Abstract
After advancing by waves for decades, democracy appears to be retreating. Since the year 2000 over two dozen democratic governments have slid toward authoritarianism. Last year the National Endowment for Democracy warned of a "global assault on democracy." This rollback in free government comes from the heights of dictatorships but also from the pits of public opinion, where nationalist insecurity boosts jingoists and autocrats. It extends from hardened dictatorships in the Middle East to suddenly shaky democracies, like Hungary and Poland, in the EU. Fears are trumping ideals, as anxious publics endorse resolute, exclusionary states.
Recent studies overlook this global context when they treat the Arab states as peculiarly dysfunctional. No doubt, the Arab uprisings of 2010-2011 produced fewer stable democratic regimes (one) than Eastern Europe's revolts in 1989 (six). To be sure, initial political openings in Egypt, Libya, and Yemen ended in shocking amounts of militant violence and state repression. Furthermore, intra-state conflicts and inter-state tensions have only risen since 2011. The clash of religious zealots and unrepentant despots makes it highly unlikely that Arab governments will legitimate themselves through popular consent any time soon.
The paper delivers an alternative narrative, based on the author's recent four-month research stay in Egypt and an original dataset on recent democratization. At the country-level, evidence shows Egyptians express support for General-cum-president Abdel-Fatah El-Sissi at levels and in ways that cannot be wholly ascribed to state coercion; El-Sissi's highly controversial tenure to date appears to address a broadly felt sense of uncertainty. The experience of Tunisia, the Arab world's strongest standing representative democracy, supports this conclusion.

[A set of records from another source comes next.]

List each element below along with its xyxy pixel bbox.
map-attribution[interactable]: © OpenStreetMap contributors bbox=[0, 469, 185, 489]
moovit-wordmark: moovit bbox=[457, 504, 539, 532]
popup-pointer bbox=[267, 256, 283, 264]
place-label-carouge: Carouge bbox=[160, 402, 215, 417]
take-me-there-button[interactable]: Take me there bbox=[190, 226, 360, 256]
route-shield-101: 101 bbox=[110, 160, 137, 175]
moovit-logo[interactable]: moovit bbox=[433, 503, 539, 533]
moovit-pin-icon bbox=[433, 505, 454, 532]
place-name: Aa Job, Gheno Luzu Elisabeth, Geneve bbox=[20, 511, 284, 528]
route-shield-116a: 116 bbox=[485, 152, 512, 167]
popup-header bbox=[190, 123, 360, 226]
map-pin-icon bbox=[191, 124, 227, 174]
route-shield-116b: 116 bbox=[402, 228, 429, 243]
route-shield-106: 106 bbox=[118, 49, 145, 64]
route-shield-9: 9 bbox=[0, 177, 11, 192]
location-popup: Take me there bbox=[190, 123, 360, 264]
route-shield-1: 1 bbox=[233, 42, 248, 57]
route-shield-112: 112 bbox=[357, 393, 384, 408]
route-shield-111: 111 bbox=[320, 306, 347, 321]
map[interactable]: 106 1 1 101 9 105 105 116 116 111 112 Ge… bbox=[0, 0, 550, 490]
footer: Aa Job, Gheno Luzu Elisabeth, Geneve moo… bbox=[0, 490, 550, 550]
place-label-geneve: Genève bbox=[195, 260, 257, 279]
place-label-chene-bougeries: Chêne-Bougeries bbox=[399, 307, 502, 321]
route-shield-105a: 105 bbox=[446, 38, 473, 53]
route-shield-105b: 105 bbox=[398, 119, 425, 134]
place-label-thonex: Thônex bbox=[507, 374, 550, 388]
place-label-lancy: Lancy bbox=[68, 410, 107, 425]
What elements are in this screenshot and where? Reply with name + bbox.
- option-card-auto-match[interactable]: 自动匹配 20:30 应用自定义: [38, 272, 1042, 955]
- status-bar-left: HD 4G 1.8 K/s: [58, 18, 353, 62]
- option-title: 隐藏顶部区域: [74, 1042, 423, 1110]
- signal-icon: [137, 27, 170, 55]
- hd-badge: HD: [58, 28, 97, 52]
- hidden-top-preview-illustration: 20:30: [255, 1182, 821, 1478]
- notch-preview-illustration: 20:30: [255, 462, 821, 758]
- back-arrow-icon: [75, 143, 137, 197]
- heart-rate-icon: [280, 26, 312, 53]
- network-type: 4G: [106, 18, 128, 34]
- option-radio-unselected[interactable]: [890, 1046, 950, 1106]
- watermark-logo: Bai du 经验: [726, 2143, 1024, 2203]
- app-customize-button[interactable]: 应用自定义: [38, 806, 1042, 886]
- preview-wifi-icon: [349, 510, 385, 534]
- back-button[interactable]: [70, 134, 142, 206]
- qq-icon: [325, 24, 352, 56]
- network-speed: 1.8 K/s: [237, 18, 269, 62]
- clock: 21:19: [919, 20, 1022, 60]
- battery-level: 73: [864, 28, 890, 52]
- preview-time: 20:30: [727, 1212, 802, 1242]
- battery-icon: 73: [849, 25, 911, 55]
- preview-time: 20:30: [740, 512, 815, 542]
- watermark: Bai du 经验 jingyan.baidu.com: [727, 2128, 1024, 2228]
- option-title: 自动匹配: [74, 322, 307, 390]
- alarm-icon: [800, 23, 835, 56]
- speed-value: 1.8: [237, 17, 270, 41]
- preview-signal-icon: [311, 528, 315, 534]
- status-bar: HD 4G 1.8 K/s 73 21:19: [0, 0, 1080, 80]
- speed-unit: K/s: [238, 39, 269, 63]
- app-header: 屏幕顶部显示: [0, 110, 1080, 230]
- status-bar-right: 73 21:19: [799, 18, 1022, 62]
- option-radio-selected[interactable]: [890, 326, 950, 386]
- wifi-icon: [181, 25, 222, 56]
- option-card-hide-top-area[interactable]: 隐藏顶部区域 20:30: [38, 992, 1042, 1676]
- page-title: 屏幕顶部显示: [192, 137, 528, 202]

Military authoritarianism did not return in Tunisia, but citizens in the country nonetheless express concerns about the suitability of democracy—and accompanying preferences for a well-functioning government, even if it is non-democratic—that match attitudes in Egypt.
Cross-regional evidence helps to explain the mechanisms at work: Electoral democracy remains tenuous among low-to-middle income countries around the world. Both Egypt and Tunisia fall in this "danger zone," where challenging material conditions regularly drag countries back into authoritarianism. In these situations, specific religions and cultures matter less than general sources of livelihood. Democratic "legitimacy" can be eclipsed by non-democratic formulas that immediately provide—or promise to provide—economic and human security, which a political transition may not yield and may actually jeopardize.